House Judiciary Committee Chair Jim Jordan outlined his concerns about Europe’s Digital Markets Act in a Sunday letter to EU antitrust chief Teresa Ribera. The EU was asked to brief the committee on the issue no later than March 10.

The DMA targets seven companies determined to be the internet’s “gatekeepers” – Google parent Alphabet, Amazon, Apple, Booking.com, TikTok parent ByteDance, Meta, Microsoft – with special rules meant to boost competition with smaller rivals and give consumers more choices. Critics allege the law is too restrictive and stifles innovation while targeting US companies.

“We write to express our concerns that the DMA may target American companies, and we request a briefing to understand the commission’s approach to enforcing the DMA,” Jordan said in a letter co-signed by antitrust subcommittee chair Rep. Scott Fitzgerald.

Under the law, EU regulators can impose massive fines of up to 10% of a company’s global revenue for a first offense and 20% for repeated violations. That amounts to tens of billions of dollars for companies like Sundar Pichai-led Alphabet and Mark Zuckerberg’s Meta.

Jordan noted that six of the seven “gatekeepers” are American firms or wholly-owned subsidiaries – and argued that the law’s provisions will “benefit Chinese and European companies that are not subject to the regulations.”

“These severe fines appear to have two goals: to compel businesses to follow European standards worldwide, and as a European tax on American companies,” the letter said.

Jordan’s letter also mentioned that a separate law, Europe’s Digital Services Act, “seeks to censor political speech both in and outside the United States.”

The EU’s enforcement actions toward US firms have contributed to heightened tensions with the Trump administration.

Trump signed a memorandum last week noting that his administration will “consider responsive actions like tariffs to combat the digital service taxes (DSTs), fines, practices, and policies that foreign governments levy on American companies.”

“President Trump will not allow foreign governments to appropriate America’s tax base for their own benefit,” the White House said.

The European Commission, the EU’s competition watchdog, is set to charge Google for violations of the DMA after proposed changes to tactics related to its online search business failed to assuage regulators.

Given Alphabet’s overall revenue of roughly $350 billion in fiscal 2024, a fine of 10% would amount to a whopping $35 billion.

The commission also charged Apple and Meta last year with alleged violations of the DMA.

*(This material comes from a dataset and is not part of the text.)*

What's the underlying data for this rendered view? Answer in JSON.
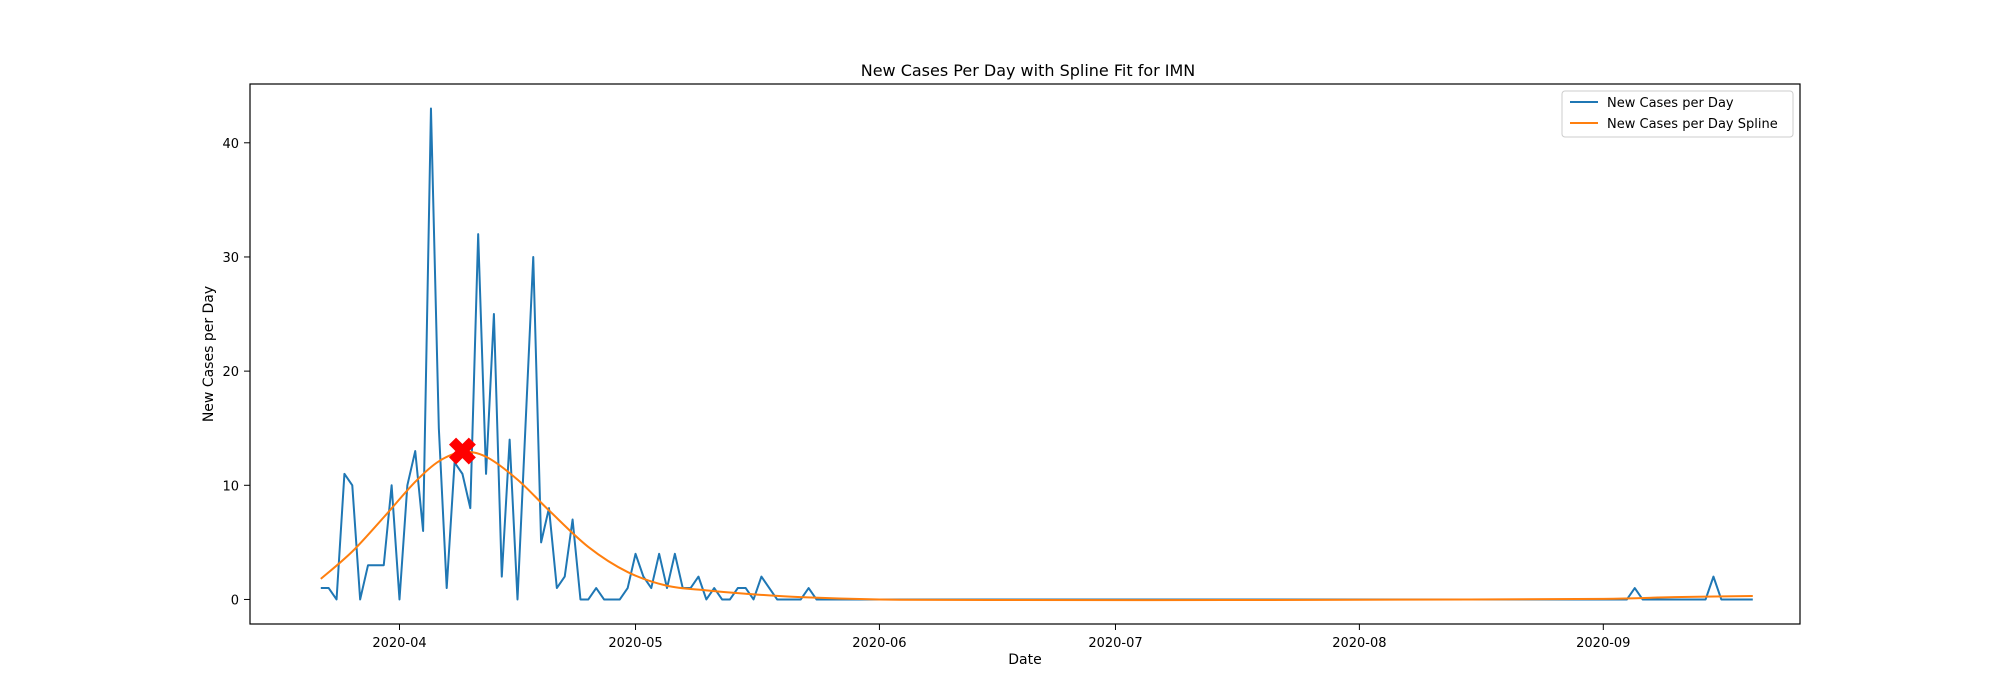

Zuckerberg recently grumbled about the situation during his appearance on “The Joe Rogan Experience” podcast – and said Trump should push back on the fines.

“I think it’s a strategic advantage for the United States that we have a lot of the strongest companies in the world, and I think it should be part of the US strategy going forward to defend that,” Zuckerberg said. “It’s one of the things I’m optimistic about with President Trump is, I think he just wants America to win.”

US Big Tech firms have regularly faced massive fines in Europe in the recent past.

Last year alone, Google lost a fight to overturn a $2.7 billion fine for stifling rival shopping services, but succeeded in challenging a separate $1.7 billion fine related to its digital advertising empire.

Elsewhere, Apple was given a $2 billion antitrust fine for allegedly “abusing a dominant position” in the music streaming industry through its App Store practices. That case arose from a complaint by Spotify.